Das nicht im Bewusstsein aller berufstätigen Akademiker hinreichend verankerte Problem besteht darin, dass ihnen dieses Wörtchen „oder“ nicht bewusst ist: Sie hätten gern beides, interessante Aufgaben und einen konsequent erfolgreichen Aufstieg in interessante Spitzenpositionen.

Und das geht nicht! Oder sagen wir es so: Es gibt durchaus Fälle, in denen man innerhalb einer gewissen Phase sowohl an fachlich ungeheuer „spannenden“ (so formuliert die aufstrebende Jugend heute) Projekten arbeitet als auch in relativ kurzer Zeit eine Beförderungsstufe nach der anderen durcheilt. Aber dann kommt früher oder später der Punkt, wo die beiden „Schienen“ auseinanderlaufen – und man sich entscheiden muss: Eines der Ziele bekommt Priorität I, das andere rangiert dann darunter, notfalls auch deutlich.

Da viele, insbesondere viele jüngere Menschen gewohnt sind, „alles“ zu fordern, fällt ihnen das Setzen so klarer Prioritäten erfahrungsgemäß recht schwer. Als Ergebnis suchen sie ständig nach dem Kompromiss – und vermurksen schließlich beides.

Dieser Zwang, sich klar zu einer Priorität zu bekennen, ist fundamentaler Bestandteil unseres gesamten Systems, er gilt „auf breiter Front“: Ich bleibe entweder an meinem Lieblingswohnort hocken oder ich hole alles heraus, was beruflich in mir steckt.

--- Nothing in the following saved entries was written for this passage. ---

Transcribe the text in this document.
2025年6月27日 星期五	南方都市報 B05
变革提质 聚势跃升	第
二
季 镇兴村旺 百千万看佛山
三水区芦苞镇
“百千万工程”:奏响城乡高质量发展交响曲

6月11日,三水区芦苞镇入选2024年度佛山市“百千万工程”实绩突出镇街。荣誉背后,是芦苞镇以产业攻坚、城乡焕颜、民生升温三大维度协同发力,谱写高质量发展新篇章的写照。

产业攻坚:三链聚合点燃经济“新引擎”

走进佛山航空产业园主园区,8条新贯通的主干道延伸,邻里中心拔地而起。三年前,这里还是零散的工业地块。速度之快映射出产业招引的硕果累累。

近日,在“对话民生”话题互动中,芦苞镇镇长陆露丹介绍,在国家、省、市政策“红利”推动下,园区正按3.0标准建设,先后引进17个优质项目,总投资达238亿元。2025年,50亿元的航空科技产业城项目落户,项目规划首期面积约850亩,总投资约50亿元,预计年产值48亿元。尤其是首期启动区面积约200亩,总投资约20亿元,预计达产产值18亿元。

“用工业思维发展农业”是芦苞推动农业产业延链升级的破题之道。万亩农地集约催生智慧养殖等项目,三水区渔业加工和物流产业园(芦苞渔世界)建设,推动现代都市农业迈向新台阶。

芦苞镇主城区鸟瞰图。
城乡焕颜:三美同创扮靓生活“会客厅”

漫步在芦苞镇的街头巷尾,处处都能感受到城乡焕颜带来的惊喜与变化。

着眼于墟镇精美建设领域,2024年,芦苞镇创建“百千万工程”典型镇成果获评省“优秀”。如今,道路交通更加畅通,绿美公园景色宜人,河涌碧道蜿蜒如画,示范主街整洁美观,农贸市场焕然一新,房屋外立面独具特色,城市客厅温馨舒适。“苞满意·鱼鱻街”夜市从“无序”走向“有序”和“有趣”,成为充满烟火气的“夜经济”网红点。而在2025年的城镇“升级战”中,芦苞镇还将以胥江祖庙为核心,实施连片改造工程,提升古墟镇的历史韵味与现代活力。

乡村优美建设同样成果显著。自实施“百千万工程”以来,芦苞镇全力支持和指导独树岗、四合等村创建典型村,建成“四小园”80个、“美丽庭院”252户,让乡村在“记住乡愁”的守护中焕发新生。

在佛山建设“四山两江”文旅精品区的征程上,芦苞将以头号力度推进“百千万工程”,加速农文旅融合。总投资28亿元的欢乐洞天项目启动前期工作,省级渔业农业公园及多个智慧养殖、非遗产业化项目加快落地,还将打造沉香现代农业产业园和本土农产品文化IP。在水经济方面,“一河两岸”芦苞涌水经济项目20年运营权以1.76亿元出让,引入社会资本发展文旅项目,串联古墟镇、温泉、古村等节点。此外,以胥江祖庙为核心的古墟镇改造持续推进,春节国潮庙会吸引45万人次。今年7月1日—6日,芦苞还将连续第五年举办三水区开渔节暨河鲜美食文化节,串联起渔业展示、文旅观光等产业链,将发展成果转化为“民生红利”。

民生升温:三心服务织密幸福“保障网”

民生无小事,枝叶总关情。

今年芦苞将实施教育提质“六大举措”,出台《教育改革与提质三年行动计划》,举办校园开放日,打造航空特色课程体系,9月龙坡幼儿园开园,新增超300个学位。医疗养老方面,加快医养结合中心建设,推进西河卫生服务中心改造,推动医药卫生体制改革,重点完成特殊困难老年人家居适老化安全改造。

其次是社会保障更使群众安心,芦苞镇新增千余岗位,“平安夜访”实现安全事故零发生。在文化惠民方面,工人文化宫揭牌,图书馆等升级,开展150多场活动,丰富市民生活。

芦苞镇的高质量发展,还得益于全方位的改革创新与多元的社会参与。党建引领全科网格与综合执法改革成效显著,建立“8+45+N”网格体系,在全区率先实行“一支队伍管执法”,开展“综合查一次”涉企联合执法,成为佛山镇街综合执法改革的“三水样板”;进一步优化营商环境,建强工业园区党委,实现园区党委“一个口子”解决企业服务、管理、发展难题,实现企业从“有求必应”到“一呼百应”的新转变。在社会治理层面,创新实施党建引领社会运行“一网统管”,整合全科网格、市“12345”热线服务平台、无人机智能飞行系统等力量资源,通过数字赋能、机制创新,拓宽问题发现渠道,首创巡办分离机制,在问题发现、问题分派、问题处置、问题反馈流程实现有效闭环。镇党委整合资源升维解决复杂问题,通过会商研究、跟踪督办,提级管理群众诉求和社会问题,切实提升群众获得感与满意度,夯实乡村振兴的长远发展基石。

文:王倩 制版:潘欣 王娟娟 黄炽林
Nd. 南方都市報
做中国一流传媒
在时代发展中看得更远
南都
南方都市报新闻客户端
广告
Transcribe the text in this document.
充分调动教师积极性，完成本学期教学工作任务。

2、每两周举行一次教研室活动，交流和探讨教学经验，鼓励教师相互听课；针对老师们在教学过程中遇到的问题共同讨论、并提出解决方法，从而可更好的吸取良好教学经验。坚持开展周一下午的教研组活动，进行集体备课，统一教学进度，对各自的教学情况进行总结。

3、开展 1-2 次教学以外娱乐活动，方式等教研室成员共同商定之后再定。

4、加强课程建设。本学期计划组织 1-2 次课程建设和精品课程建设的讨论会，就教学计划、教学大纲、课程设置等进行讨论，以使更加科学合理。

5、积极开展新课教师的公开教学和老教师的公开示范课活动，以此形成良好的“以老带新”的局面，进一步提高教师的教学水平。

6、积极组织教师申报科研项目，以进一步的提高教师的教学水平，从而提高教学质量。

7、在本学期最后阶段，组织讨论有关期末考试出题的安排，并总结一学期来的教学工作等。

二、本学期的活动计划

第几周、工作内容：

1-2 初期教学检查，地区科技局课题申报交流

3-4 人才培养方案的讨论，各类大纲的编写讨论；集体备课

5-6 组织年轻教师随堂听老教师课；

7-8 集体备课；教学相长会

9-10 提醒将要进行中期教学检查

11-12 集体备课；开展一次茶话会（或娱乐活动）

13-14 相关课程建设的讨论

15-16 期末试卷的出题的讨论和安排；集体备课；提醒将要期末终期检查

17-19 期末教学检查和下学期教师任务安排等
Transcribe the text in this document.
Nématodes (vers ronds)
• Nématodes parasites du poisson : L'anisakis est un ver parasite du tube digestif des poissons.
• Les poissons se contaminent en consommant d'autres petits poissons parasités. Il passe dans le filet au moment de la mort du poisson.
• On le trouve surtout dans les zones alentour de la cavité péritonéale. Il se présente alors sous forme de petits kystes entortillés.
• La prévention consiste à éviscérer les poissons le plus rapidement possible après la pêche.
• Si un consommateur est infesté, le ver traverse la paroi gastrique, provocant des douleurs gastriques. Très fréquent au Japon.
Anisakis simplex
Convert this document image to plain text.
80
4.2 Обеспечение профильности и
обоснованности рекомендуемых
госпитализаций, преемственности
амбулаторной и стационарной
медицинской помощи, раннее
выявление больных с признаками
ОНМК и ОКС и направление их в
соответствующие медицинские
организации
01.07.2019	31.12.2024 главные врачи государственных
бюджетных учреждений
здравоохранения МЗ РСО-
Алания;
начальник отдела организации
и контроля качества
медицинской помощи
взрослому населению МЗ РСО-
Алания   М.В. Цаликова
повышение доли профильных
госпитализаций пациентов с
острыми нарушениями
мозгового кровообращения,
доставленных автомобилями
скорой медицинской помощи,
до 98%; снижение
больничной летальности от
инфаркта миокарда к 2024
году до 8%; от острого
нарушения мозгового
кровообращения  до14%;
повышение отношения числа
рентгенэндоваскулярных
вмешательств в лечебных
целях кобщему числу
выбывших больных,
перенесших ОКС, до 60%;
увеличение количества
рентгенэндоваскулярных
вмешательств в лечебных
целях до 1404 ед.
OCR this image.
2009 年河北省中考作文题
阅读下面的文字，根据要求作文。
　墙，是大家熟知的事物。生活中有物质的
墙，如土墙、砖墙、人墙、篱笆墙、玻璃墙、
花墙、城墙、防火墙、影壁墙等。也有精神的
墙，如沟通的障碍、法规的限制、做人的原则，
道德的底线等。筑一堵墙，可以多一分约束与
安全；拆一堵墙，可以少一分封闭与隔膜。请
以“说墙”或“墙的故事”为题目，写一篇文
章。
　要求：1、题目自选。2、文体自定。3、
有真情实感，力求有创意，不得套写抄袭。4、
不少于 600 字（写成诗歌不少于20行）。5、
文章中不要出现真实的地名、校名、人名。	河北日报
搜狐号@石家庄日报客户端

Ein Unternehmen strebt entweder nach deutlich mehr Marktanteil oder nach deutlich höheren Erträgen – aber nie geht beides zusammen.

Also tummele ich mich auch entweder nur in den interessantesten Aufgabenbereichen bzw. Branchen oder ich werde sehr schnell Abteilungsleiter bzw. Geschäftsführer. Es ist eine Frage der Hauptzielsetzung, der Prioritäten eben.

Nehmen Sie mich: Dieses hier hat mir immer Spaß gemacht, hat mich als hochinteressante fachliche Aufgabe herausgefordert. Und was ist dabei herausgekommen? Bin ich etwa zum „Ober-Serien-Autor“ befördert worden oder etwas in der Art? Zum Glück habe ich ja noch ein ganz anderes, umfangreicheres Betätigungsfeld, das als Ausgleich dienen kann. Aber Sie verstehen das Prinzip.

Relativ bald am Anfang Ihrer Laufbahn stellt sich Ihnen die Frage: Wollen Sie im Zweifelsfall lieber die interessante Tätigkeit oder die erfolgreichere Karriere? Und dann sind Sie gefordert.Zwei Anmerkungen noch dazu:

1. Schreiben Sie mir nicht mit 28, dass Sie „stets beides optimal“ miteinander verbinden konnten“, schreiben Sie mir das mit 64.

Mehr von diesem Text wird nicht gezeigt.